Kezar Life Sciences, Inc. announced that it presented the complete data set from the MISSION Phase 2 clinical trial evaluating zetomipzomib, a novel, first-in-class, selective immunoproteasome inhibitor, in active lupus nephritis (LN) at the American Society of Nephrology's (ASN) Kidney Week 2022 Annual Meeting in Orlando, FL. The MISSION Phase 2 clinical trial was an open-label study designed to demonstrate the responder rate of zetomipzomib in patients with active LN. During the 24-week treatment period, patients received 60 mg of zetomipzomib subcutaneously once weekly (first dose of 30 mg) in addition to stable background therapy.

End-of-treatment (EOT) assessments occurred at Week 25, with completion of the study at Week 37 (EOS). Patients in the MISSION Phase 2 clinical trial received zetomipzomib without induction therapy, which represents a significant difference from other recently published clinical trials in LN. The primary efficacy endpoint for this trial was the proportion of patients achieving an overall renal response (ORR), measured as a 50% or greater reduction in urine protein to creatinine ratio (UPCR) at EOT.

A key secondary efficacy endpoint was the number of patients with a complete renal response (CRR), measured as an absolute reduction in proteinuria values to a UPCR of 0.5 or less, with preserved renal function (eGFR), and corticosteroid use of 10 mg or less prednisone/prednisone equivalent and no use of prohibited medication. Exploratory endpoints included measures of systemic lupus erythematosus (SLE) disease activity, including Systemic Lupus Erythematosus Disease Activity Index 2000 (SLEDAI-2K), Physician Global Assessment and Patient Global Assessment scores. Summary of Results from the Completed MISSION Trial: In the MISSION Phase 2 clinical trial, 17 of 21 enrolled patients reached end-of-treatment at Week 25 and end-of-study at Week 37.

Zetomipzomib treatment demonstrated clinically meaningful renal responses with additional ORRs and CRRs observed during the safety follow-up period. Overall Renal Responses: At EOT, 11 of 17 patients (64.7%) achieved an ORR measured as a 50% or greater reduction in UPCR compared to baseline, the primary endpoint of the clinical trial; During the safety follow-up period, clinical responses deepened, and ORRs increased to 16 of 17 patients (94.1%) at Week 29 and 15 of 17 patients (88.2%) at EOS; 12 of 17 patients (70.6%) also reached UPCR of 0.7 or less at EOS. Complete Renal Responses: At EOT, 6 of 17 patients (35.3%) achieved a CRR, including a UPCR of 0.5 or less, stable eGFR, daily prednisone/prednisone equivalent dose of 10 mg or less, and no use of prohibited medication; During the safety follow-up period, an additional patient achieved a CRR, with the total CRRs increasing to 7 of 17 patients (41.2%) at Week 29 and EOS, demonstrating a deepening renal response throughout the 37-week trial.

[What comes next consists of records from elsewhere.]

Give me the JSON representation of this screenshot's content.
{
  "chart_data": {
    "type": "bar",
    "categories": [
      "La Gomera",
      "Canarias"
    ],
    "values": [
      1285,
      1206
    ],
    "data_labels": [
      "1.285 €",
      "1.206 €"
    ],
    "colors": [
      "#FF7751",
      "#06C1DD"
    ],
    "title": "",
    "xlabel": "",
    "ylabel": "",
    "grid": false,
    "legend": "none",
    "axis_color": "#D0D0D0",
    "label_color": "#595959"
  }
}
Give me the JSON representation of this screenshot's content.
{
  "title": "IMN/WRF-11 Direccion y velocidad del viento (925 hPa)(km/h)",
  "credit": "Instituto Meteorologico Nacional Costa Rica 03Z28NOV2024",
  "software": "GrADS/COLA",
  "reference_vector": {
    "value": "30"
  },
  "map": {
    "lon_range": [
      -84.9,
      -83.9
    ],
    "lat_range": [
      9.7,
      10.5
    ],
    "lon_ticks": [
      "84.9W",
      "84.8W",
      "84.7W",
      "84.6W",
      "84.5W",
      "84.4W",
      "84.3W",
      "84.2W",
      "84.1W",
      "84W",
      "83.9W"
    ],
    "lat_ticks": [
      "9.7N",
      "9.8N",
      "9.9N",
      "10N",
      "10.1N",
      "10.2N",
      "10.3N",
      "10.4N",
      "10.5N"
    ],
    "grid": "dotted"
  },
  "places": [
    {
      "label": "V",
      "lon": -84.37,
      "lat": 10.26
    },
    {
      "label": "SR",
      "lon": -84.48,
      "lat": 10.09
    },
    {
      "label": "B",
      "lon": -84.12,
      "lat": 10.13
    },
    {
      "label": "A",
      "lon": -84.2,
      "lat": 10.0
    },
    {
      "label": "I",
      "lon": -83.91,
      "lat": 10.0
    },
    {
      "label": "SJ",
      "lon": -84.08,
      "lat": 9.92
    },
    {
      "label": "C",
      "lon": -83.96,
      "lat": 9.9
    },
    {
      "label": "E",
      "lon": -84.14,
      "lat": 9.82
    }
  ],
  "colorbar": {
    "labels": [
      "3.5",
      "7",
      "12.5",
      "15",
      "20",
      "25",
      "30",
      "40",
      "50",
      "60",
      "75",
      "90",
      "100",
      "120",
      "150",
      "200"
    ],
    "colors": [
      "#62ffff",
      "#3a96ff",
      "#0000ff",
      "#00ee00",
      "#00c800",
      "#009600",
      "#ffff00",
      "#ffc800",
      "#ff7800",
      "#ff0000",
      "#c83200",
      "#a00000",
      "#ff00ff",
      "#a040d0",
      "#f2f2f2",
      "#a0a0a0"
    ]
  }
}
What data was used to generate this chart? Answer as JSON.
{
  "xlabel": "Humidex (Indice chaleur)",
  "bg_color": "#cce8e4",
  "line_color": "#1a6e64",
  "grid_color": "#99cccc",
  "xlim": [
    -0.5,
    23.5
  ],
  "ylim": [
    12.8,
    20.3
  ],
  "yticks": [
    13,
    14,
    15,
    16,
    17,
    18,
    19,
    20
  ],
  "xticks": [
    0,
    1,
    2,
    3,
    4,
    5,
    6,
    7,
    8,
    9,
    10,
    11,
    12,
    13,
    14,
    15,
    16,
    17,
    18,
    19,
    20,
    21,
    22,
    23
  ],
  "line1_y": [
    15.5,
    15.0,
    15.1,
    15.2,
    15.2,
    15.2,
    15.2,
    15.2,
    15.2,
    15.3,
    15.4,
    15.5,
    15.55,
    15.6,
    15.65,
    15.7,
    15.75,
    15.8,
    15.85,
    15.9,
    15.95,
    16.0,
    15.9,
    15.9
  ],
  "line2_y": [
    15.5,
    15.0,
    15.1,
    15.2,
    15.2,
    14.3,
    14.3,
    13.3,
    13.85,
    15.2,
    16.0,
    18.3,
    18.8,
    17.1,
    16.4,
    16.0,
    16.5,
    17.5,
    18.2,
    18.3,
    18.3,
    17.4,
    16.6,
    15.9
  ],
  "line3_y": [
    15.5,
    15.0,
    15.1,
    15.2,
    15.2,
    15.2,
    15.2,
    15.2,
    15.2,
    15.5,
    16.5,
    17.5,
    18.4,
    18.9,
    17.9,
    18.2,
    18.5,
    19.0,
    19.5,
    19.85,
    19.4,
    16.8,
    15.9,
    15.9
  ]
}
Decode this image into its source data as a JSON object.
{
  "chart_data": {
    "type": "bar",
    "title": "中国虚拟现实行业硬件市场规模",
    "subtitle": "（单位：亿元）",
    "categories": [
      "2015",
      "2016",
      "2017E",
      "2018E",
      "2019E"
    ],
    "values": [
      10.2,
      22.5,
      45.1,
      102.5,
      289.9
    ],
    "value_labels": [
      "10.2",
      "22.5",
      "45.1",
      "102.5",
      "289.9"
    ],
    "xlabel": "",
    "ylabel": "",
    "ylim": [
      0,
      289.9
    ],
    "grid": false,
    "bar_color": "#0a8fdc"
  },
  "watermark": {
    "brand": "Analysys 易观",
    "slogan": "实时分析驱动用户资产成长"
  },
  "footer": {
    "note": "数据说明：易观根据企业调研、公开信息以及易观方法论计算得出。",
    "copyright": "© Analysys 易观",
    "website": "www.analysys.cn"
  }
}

Urinary CD163, a biomarker that suggests active inflammation in the kidney, showed a strong correlation to UPCR across all timepoints in the study. These data indicate that patients had active inflammation at baseline despite standard-of-care therapy and that the addition of zetomipzomib has the potential to resolve inflammation. By Week 13, 14 of 17 patients (82.4%) achieved a daily corticosteroid dose of 10 mg or less, despite no protocol-mandated steroid taper.

Doses of background immunosuppressive agents remained stable throughout the study, including during the 12-week safety follow-up. Mean eGFR (estimated glomerular filtration rate) remained stable from baseline to EOS. Key measurements of SLE disease activity were reduced and key biomarkers of SLE improved.

There was no evidence of early rebound of inflammation following discontinuation of zetomipzomib: SLEDAI-2K scores reduced from a mean of 11.3 at baseline to 6.5 at EOT and 5.8 at EOS; Physician Global Assessment scores reduced from a mean of 57.2 at baseline to 23.9 at EOT and 16.2 at EOS; Patient Global Assessment scores reduced from a mean of 23.6 at baseline to 10.7 at EOT and 6.6 at EOS; Of the 12 patients with abnormal levels of double-stranded DNA antibody levels (anti-dsDNA) at baseline, 10 patients showed improved or normalized levels of anti-dsDNA at EOT, which improvement was maintained in 9 patients at EOS. Safety: Zetomipzomib continued to be well-tolerated over the course of the 37-week study, demonstrating a favorable safety and tolerability profile. Overall, adverse events were generally mild-to-moderate (Grade 1 or 2) and were consistent with what was previously reported with topline data.

Early terminations occurred in 4 out of 21 patients. No opportunistic or Grade 3 infections were reported in the trial.